Increasingly, lately, there were fewer stories about Achilles. There were empty segments of time in the day, and Amy had become highly aware of them. She had only infrequently regretted being at home with Mason when he was little; there had been boring times and maddening times, but there were moments when he wanted only her, and there were also sudden bursts of the extraordinary. There was always so much to
do
: There were lists and plans and schedules that were essential to a well-run household and that were still laughably, almost hysterically, tedious. You, the brainy, restless female, were the one who had to keep your family life rolling forward like a tank. You, of all people, were in charge of
snacks.
Your hands tore apart the cellophane on six-packs of juice boxes, while your head cocked to hold a cordless phone into which you spoke the words “Maureen? Hi, it’s Mason Buckner’s mom. I’m calling to set up a playdate with Jared.”
You had to say “playdate”—that nonword that had been so easily welcomed into the lexicon—and you had to say it without irony. Certainly, you could also focus the thick, keen lens of your intellect on the greater world if you wanted. You could anguish over the war that ground on far away on another continent—and Amy did dwell on it periodically, hopelessly, during the day—but you would have to do this on your own time, between plans. You were the gatekeeper and nerve center and the pulsing, chugging heart of your family, the one whom everyone came to and needed things from. You were the one who had to coax that unconscious child from his bed, day upon day.
She took a breath now, then called, “MASON! I ALREADY TOLD YOU IT’S TIME TO WAKE UP, BUDDY!”
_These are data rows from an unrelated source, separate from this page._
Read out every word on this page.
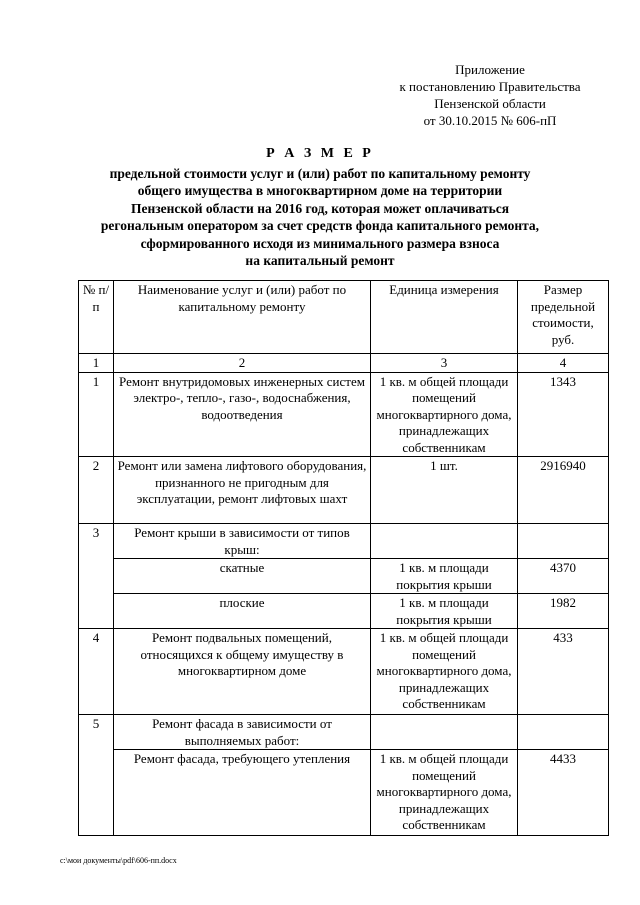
Приложение
к постановлению Правительства
Пензенской области
от 30.10.2015 № 606-пП
Р А З М Е Р
предельной стоимости услуг и (или) работ по капитальному ремонту
общего имущества в многоквартирном доме на территории
Пензенской области на 2016 год, которая может оплачиваться
регональным оператором за счет средств фонда капитального ремонта,
сформированного исходя из минимального размера взноса
на капитальный ремонт
№ п/п	Наименование услуг и (или) работ по капитальному ремонту	Единица измерения	Размер предельной стоимости, руб.
1	2	3	4
1	Ремонт внутридомовых инженерных систем электро-, тепло-, газо-, водоснабжения, водоотведения	1 кв. м общей площади помещений многоквартирного дома, принадлежащих собственникам	1343
2	Ремонт или замена лифтового оборудования, признанного не пригодным для эксплуатации, ремонт лифтовых шахт	1 шт.	2916940
3	Ремонт крыши в зависимости от типов крыш:		
	скатные	1 кв. м площади покрытия крыши	4370
	плоские	1 кв. м площади покрытия крыши	1982
4	Ремонт подвальных помещений, относящихся к общему имуществу в многоквартирном доме	1 кв. м общей площади помещений многоквартирного дома, принадлежащих собственникам	433
5	Ремонт фасада в зависимости от выполняемых работ:		
	Ремонт фасада, требующего утепления	1 кв. м общей площади помещений многоквартирного дома, принадлежащих собственникам	4433
c:\мои документы\pdf\606-пп.docx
To her surprise, many of the words that she said to her son lately each morning came out in the same slightly irritated voice. “Are you like that too?” Amy had recently asked Jill, who had taken the train into the city. The two of them were sitting in the back booth of the Golden Horn, the place where their group of women had breakfast a couple of times a week and where Amy and Jill often used to sit before Jill defected to Holly Hills.